”Non è pizza, è pane” è una sentenza stupida: la pizza è pane.
Uno sfogo contro una delle esclamazioni più inutili sulla pizza. Ma fatto con criterio.
Rubrica di Giuseppe A. D'Angelo — 3 settimane fa
Recentemente ho letto in un gruppo Facebook americano sulla pizza il post di un italiano che, parlando dei trend della pizza contemporanea nel nostro paese, si è chiesto:
La nuova pizza italiana è ancora pizza o sta diventando pane?
Negli ultimi anni, un nuovo tipo di pizza ha preso piede in Italia. Più leggera, più alta, più ariosa, spesso definita moderna o contemporanea. Bella da vedere, elegante e chiaramente frutto di studio e precisione. Eppure, per molti, sembra più vicina al pane artigianale che alla pizza con cui siamo cresciuti. Stiamo ancora parlando di pizza o di qualcos’altro?
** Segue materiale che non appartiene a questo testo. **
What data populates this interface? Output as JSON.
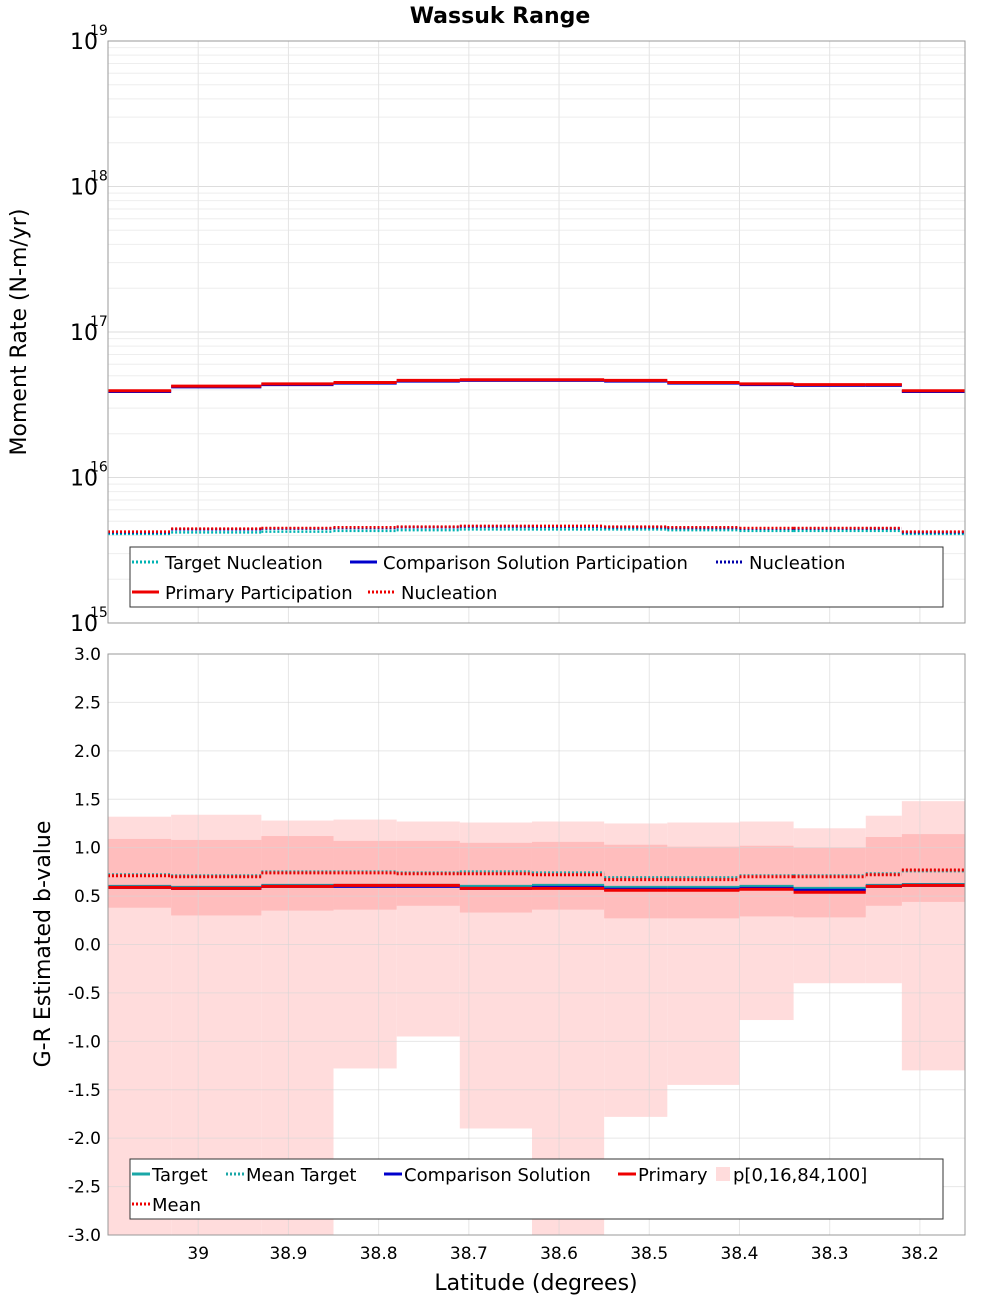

Questo post ha scatenato in me una riflessione che, di base, si può riassumere in un singolo concetto: che la cosa non ha importanza, perché, di fatto, la pizza è pane. Ma sento già le levate di scudi dei pizzaioli della tradizione (i fornai, invece, secondo me se ne fregano altamente di questa distinzione). Per cui lasciatemi spiegare.
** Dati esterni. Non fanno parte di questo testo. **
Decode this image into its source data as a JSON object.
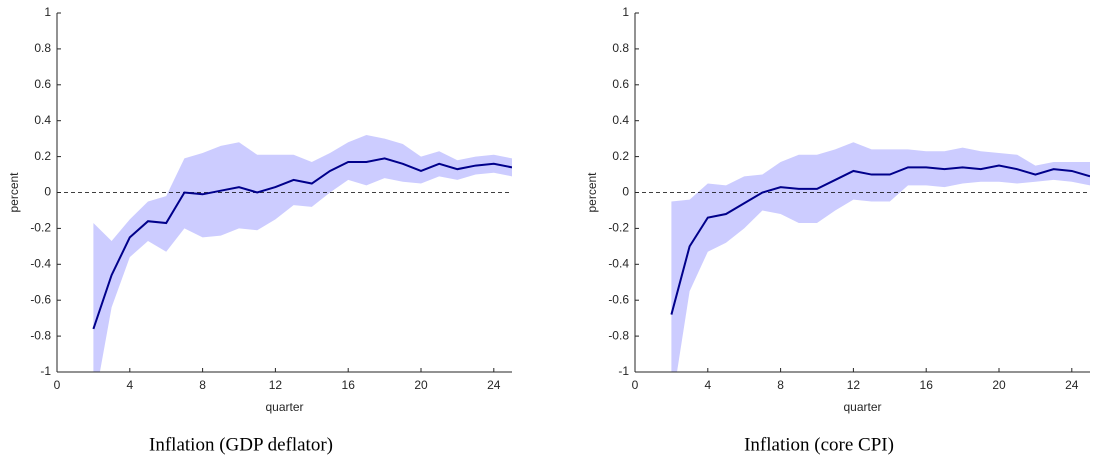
{
  "chart_data": [
    {
      "type": "line",
      "title": "Inflation (GDP deflator)",
      "xlabel": "quarter",
      "ylabel": "percent",
      "x": [
        2,
        3,
        4,
        5,
        6,
        7,
        8,
        9,
        10,
        11,
        12,
        13,
        14,
        15,
        16,
        17,
        18,
        19,
        20,
        21,
        22,
        23,
        24,
        25
      ],
      "values": [
        -0.76,
        -0.46,
        -0.25,
        -0.16,
        -0.17,
        0.0,
        -0.01,
        0.01,
        0.03,
        0.0,
        0.03,
        0.07,
        0.05,
        0.12,
        0.17,
        0.17,
        0.19,
        0.16,
        0.12,
        0.16,
        0.13,
        0.15,
        0.16,
        0.14
      ],
      "upper": [
        -0.17,
        -0.27,
        -0.15,
        -0.05,
        -0.02,
        0.19,
        0.22,
        0.26,
        0.28,
        0.21,
        0.21,
        0.21,
        0.17,
        0.22,
        0.28,
        0.32,
        0.3,
        0.27,
        0.2,
        0.23,
        0.18,
        0.2,
        0.21,
        0.19
      ],
      "lower": [
        -1.2,
        -0.64,
        -0.36,
        -0.27,
        -0.33,
        -0.2,
        -0.25,
        -0.24,
        -0.2,
        -0.21,
        -0.15,
        -0.07,
        -0.08,
        0.0,
        0.07,
        0.04,
        0.08,
        0.06,
        0.05,
        0.09,
        0.07,
        0.1,
        0.11,
        0.09
      ],
      "color": "#00008b",
      "band_color": "#ccccff",
      "reference_line": 0,
      "xlim": [
        0,
        25
      ],
      "ylim": [
        -1,
        1
      ],
      "xticks": [
        0,
        4,
        8,
        12,
        16,
        20,
        24
      ],
      "yticks": [
        -1,
        -0.8,
        -0.6,
        -0.4,
        -0.2,
        0,
        0.2,
        0.4,
        0.6,
        0.8,
        1
      ]
    },
    {
      "type": "line",
      "title": "Inflation (core CPI)",
      "xlabel": "quarter",
      "ylabel": "percent",
      "x": [
        2,
        3,
        4,
        5,
        6,
        7,
        8,
        9,
        10,
        11,
        12,
        13,
        14,
        15,
        16,
        17,
        18,
        19,
        20,
        21,
        22,
        23,
        24,
        25
      ],
      "values": [
        -0.68,
        -0.3,
        -0.14,
        -0.12,
        -0.06,
        0.0,
        0.03,
        0.02,
        0.02,
        0.07,
        0.12,
        0.1,
        0.1,
        0.14,
        0.14,
        0.13,
        0.14,
        0.13,
        0.15,
        0.13,
        0.1,
        0.13,
        0.12,
        0.09
      ],
      "upper": [
        -0.05,
        -0.04,
        0.05,
        0.04,
        0.09,
        0.1,
        0.17,
        0.21,
        0.21,
        0.24,
        0.28,
        0.24,
        0.24,
        0.24,
        0.23,
        0.23,
        0.25,
        0.23,
        0.22,
        0.21,
        0.15,
        0.17,
        0.17,
        0.17
      ],
      "lower": [
        -1.2,
        -0.55,
        -0.33,
        -0.28,
        -0.2,
        -0.1,
        -0.12,
        -0.17,
        -0.17,
        -0.1,
        -0.04,
        -0.05,
        -0.05,
        0.04,
        0.04,
        0.03,
        0.05,
        0.06,
        0.06,
        0.05,
        0.06,
        0.07,
        0.06,
        0.04
      ],
      "color": "#00008b",
      "band_color": "#ccccff",
      "reference_line": 0,
      "xlim": [
        0,
        25
      ],
      "ylim": [
        -1,
        1
      ],
      "xticks": [
        0,
        4,
        8,
        12,
        16,
        20,
        24
      ],
      "yticks": [
        -1,
        -0.8,
        -0.6,
        -0.4,
        -0.2,
        0,
        0.2,
        0.4,
        0.6,
        0.8,
        1
      ]
    }
  ]
}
Se dobbiamo ridurre il tutto alla sua essenza, la pizza altro non è che l’insieme di quattro ingredienti fondamentali: farina, acqua, sale e lievito. Gli stessi del pane. Basta questo a definire i due prodotti uguali? Ovviamente no: anche i grissini si fanno esattamente con gli stessi quattro ingredienti, ma non ci sogneremmo mai di definirli né l’una, né l’altro.
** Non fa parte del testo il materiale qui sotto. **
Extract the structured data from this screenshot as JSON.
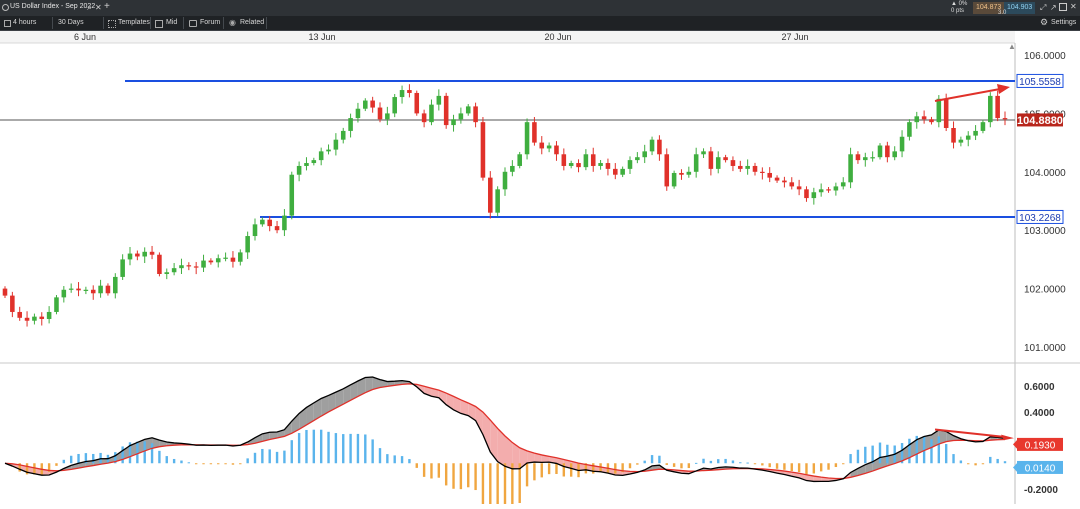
{
  "window": {
    "tab_title": "US Dollar Index - Sep 2022",
    "change_pct": "▲ 0%",
    "change_pts": "0 pts",
    "bid": "104.873",
    "ask": "104.903",
    "spread": "3.0"
  },
  "toolbar": {
    "timeframe": "4 hours",
    "range": "30 Days",
    "templates": "Templates",
    "price_type": "Mid",
    "forum": "Forum",
    "related": "Related",
    "settings": "Settings"
  },
  "colors": {
    "bull": "#3fae3f",
    "bear": "#e0312a",
    "support_line": "#1a4fe0",
    "macd_line": "#000000",
    "signal_line": "#e0312a",
    "hist_pos": "#5ab4ec",
    "hist_neg": "#f0a640",
    "current_price_tag": "#b8261c",
    "hist_tag": "#5ab4ec"
  },
  "chart_data": [
    {
      "type": "candlestick",
      "x_tick_labels": [
        "6 Jun",
        "13 Jun",
        "20 Jun",
        "27 Jun"
      ],
      "y_tick_labels": [
        "106.0000",
        "105.0000",
        "104.0000",
        "103.0000",
        "102.0000",
        "101.0000"
      ],
      "ylim": [
        100.8,
        106.3
      ],
      "horizontal_lines": [
        {
          "label": "105.5558",
          "value": 105.5558
        },
        {
          "label": "103.2268",
          "value": 103.2268
        }
      ],
      "current_price": {
        "label": "104.8880",
        "value": 104.888
      },
      "candles": [
        [
          102.0,
          101.88
        ],
        [
          101.88,
          101.6
        ],
        [
          101.6,
          101.5
        ],
        [
          101.5,
          101.45
        ],
        [
          101.45,
          101.52
        ],
        [
          101.52,
          101.48
        ],
        [
          101.48,
          101.6
        ],
        [
          101.6,
          101.85
        ],
        [
          101.85,
          101.98
        ],
        [
          101.98,
          102.0
        ],
        [
          102.0,
          101.97
        ],
        [
          101.97,
          101.98
        ],
        [
          101.98,
          101.92
        ],
        [
          101.92,
          102.05
        ],
        [
          102.05,
          101.92
        ],
        [
          101.92,
          102.2
        ],
        [
          102.2,
          102.5
        ],
        [
          102.5,
          102.6
        ],
        [
          102.6,
          102.55
        ],
        [
          102.55,
          102.63
        ],
        [
          102.63,
          102.58
        ],
        [
          102.58,
          102.25
        ],
        [
          102.25,
          102.28
        ],
        [
          102.28,
          102.35
        ],
        [
          102.35,
          102.4
        ],
        [
          102.4,
          102.38
        ],
        [
          102.38,
          102.36
        ],
        [
          102.36,
          102.48
        ],
        [
          102.48,
          102.45
        ],
        [
          102.45,
          102.52
        ],
        [
          102.52,
          102.53
        ],
        [
          102.53,
          102.46
        ],
        [
          102.46,
          102.62
        ],
        [
          102.62,
          102.9
        ],
        [
          102.9,
          103.1
        ],
        [
          103.1,
          103.18
        ],
        [
          103.18,
          103.07
        ],
        [
          103.07,
          103.0
        ],
        [
          103.0,
          103.25
        ],
        [
          103.25,
          103.95
        ],
        [
          103.95,
          104.1
        ],
        [
          104.1,
          104.15
        ],
        [
          104.15,
          104.2
        ],
        [
          104.2,
          104.35
        ],
        [
          104.35,
          104.38
        ],
        [
          104.38,
          104.55
        ],
        [
          104.55,
          104.7
        ],
        [
          104.7,
          104.92
        ],
        [
          104.92,
          105.08
        ],
        [
          105.08,
          105.22
        ],
        [
          105.22,
          105.1
        ],
        [
          105.1,
          104.9
        ],
        [
          104.9,
          105.0
        ],
        [
          105.0,
          105.28
        ],
        [
          105.28,
          105.4
        ],
        [
          105.4,
          105.35
        ],
        [
          105.35,
          105.0
        ],
        [
          105.0,
          104.85
        ],
        [
          104.85,
          105.15
        ],
        [
          105.15,
          105.3
        ],
        [
          105.3,
          104.8
        ],
        [
          104.8,
          104.9
        ],
        [
          104.9,
          105.0
        ],
        [
          105.0,
          105.12
        ],
        [
          105.12,
          104.85
        ],
        [
          104.85,
          103.9
        ],
        [
          103.9,
          103.3
        ],
        [
          103.3,
          103.7
        ],
        [
          103.7,
          104.0
        ],
        [
          104.0,
          104.1
        ],
        [
          104.1,
          104.3
        ],
        [
          104.3,
          104.85
        ],
        [
          104.85,
          104.5
        ],
        [
          104.5,
          104.4
        ],
        [
          104.4,
          104.45
        ],
        [
          104.45,
          104.3
        ],
        [
          104.3,
          104.1
        ],
        [
          104.1,
          104.15
        ],
        [
          104.15,
          104.08
        ],
        [
          104.08,
          104.3
        ],
        [
          104.3,
          104.1
        ],
        [
          104.1,
          104.15
        ],
        [
          104.15,
          104.05
        ],
        [
          104.05,
          103.95
        ],
        [
          103.95,
          104.05
        ],
        [
          104.05,
          104.2
        ],
        [
          104.2,
          104.25
        ],
        [
          104.25,
          104.35
        ],
        [
          104.35,
          104.55
        ],
        [
          104.55,
          104.3
        ],
        [
          104.3,
          103.75
        ],
        [
          103.75,
          103.98
        ],
        [
          103.98,
          103.95
        ],
        [
          103.95,
          104.0
        ],
        [
          104.0,
          104.3
        ],
        [
          104.3,
          104.35
        ],
        [
          104.35,
          104.05
        ],
        [
          104.05,
          104.25
        ],
        [
          104.25,
          104.2
        ],
        [
          104.2,
          104.1
        ],
        [
          104.1,
          104.05
        ],
        [
          104.05,
          104.1
        ],
        [
          104.1,
          104.0
        ],
        [
          104.0,
          103.98
        ],
        [
          103.98,
          103.9
        ],
        [
          103.9,
          103.85
        ],
        [
          103.85,
          103.82
        ],
        [
          103.82,
          103.75
        ],
        [
          103.75,
          103.7
        ],
        [
          103.7,
          103.55
        ],
        [
          103.55,
          103.65
        ],
        [
          103.65,
          103.7
        ],
        [
          103.7,
          103.68
        ],
        [
          103.68,
          103.75
        ],
        [
          103.75,
          103.82
        ],
        [
          103.82,
          104.3
        ],
        [
          104.3,
          104.2
        ],
        [
          104.2,
          104.25
        ],
        [
          104.25,
          104.25
        ],
        [
          104.25,
          104.45
        ],
        [
          104.45,
          104.25
        ],
        [
          104.25,
          104.35
        ],
        [
          104.35,
          104.6
        ],
        [
          104.6,
          104.85
        ],
        [
          104.85,
          104.95
        ],
        [
          104.95,
          104.9
        ],
        [
          104.9,
          104.85
        ],
        [
          104.85,
          105.25
        ],
        [
          105.25,
          104.75
        ],
        [
          104.75,
          104.5
        ],
        [
          104.5,
          104.55
        ],
        [
          104.55,
          104.62
        ],
        [
          104.62,
          104.7
        ],
        [
          104.7,
          104.85
        ],
        [
          104.85,
          105.3
        ],
        [
          105.3,
          104.92
        ],
        [
          104.92,
          104.9
        ]
      ],
      "annotation": "red trendline arrow over the most recent highs"
    },
    {
      "type": "line",
      "series_kind": "MACD",
      "y_tick_labels": [
        "0.6000",
        "0.4000",
        "-0.2000"
      ],
      "ylim": [
        -0.26,
        0.7
      ],
      "macd_current": {
        "label": "0.1930",
        "value": 0.193
      },
      "histogram_current": {
        "label": "0.0140",
        "value": 0.014
      },
      "annotation": "red divergence arrow over the most recent MACD peaks"
    }
  ]
}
A differenza dei grissini, però, la pizza appartiene a una famiglia di prodotti da forno ben precisa: quella delle schiacciate. Nella lingua inglese, con la praticità che la contraddistingue, si è dato un termine molto piu preciso a questa tipologia di prodotti: flatbread, letteralmente “pane piatto”. Notate la perfezione nella composizione di questa parola. La seconda parte, bread, ci dice chiaramente in quale categoria dobbiamo infiliare il prodotto. La prima parte, flat, ci rivela invece due cose: la stesura e conformazione del pane, e il fatto che molto probabilmente non avrà lievito.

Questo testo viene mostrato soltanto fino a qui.